A child or teenager who is abused will learn to hide their pain as a defense mechanism against the abuse. This learned behavior can result in caring only about another’s feelings and not acknowledging their own needs, as an adult.
Sometimes an individual who is abused as a child or teen will look for abusive relationships later in life, because they are only familiar with this type of abusive relationship. This will often result in an codependent relationships.
Treatment of Codependency:
In individual or group therapy could be more helpful than couples therapy, because it can help the codependent person find their own feelings and actions as a separate and outside of the codependent relationship.
These Are Some Things that May Help Toward Having a Positive, Balanced Relationship:
- Person in a codependent relationships might need to take steps to find some personal time in the relationship. They may need to explore and find a hobby or an activity that they may find enjoyable outside of the codependent relationship.
- A codependent individual may try to spend more time with supportive friends and family members.
- The enabler must realize the fact that they are damaging their codependent partner by allowing them to make extreme sacrifices for them.

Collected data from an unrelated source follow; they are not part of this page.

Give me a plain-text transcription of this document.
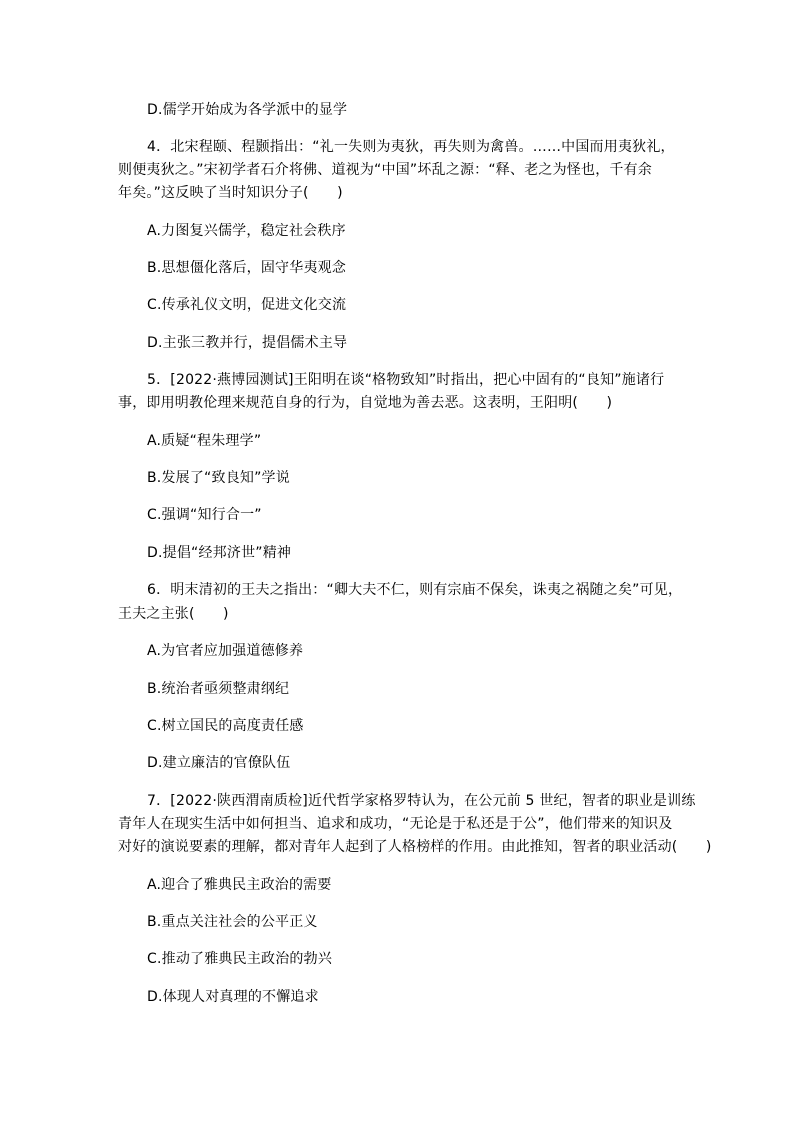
D.儒学开始成为各学派中的显学
4．北宋程颐、程颢指出：“礼一失则为夷狄，再失则为禽兽。……中国而用夷狄礼，
则便夷狄之。”宋初学者石介将佛、道视为“中国”坏乱之源：“释、老之为怪也，千有余
年矣。”这反映了当时知识分子(　　)
A.力图复兴儒学，稳定社会秩序
B.思想僵化落后，固守华夷观念
C.传承礼仪文明，促进文化交流
D.主张三教并行，提倡儒术主导
5．[2022·燕博园测试]王阳明在谈“格物致知”时指出，把心中固有的“良知”施诸行
事，即用明教伦理来规范自身的行为，自觉地为善去恶。这表明，王阳明(　　)
A.质疑“程朱理学”
B.发展了“致良知”学说
C.强调“知行合一”
D.提倡“经邦济世”精神
6．明末清初的王夫之指出：“卿大夫不仁，则有宗庙不保矣，诛夷之祸随之矣”可见，
王夫之主张(　　)
A.为官者应加强道德修养
B.统治者亟须整肃纲纪
C.树立国民的高度责任感
D.建立廉洁的官僚队伍
7．[2022·陕西渭南质检]近代哲学家格罗特认为，在公元前 5 世纪，智者的职业是训练
青年人在现实生活中如何担当、追求和成功，“无论是于私还是于公”，他们带来的知识及
对好的演说要素的理解，都对青年人起到了人格榜样的作用。由此推知，智者的职业活动(　　)
A.迎合了雅典民主政治的需要
B.重点关注社会的公平正义
C.推动了雅典民主政治的勃兴
D.体现人对真理的不懈追求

Both, individual or group therapy can be very helpful for people who are codependent or in a codependent relationships. A professional can help them dig down inside and express their feelings that may have been buried since their childhood.
Persons who are or were victims of abuse will need to accept their past abuse and begin to feel their own needs and emotions again. Self care is what all humans must do for themselves.
Finally, both sides in a codependent relationship must learn to accept specific trends of behavior, such as “the urge of needing to be needed at any cost” and expecting the other person to plan their whole entire life around them.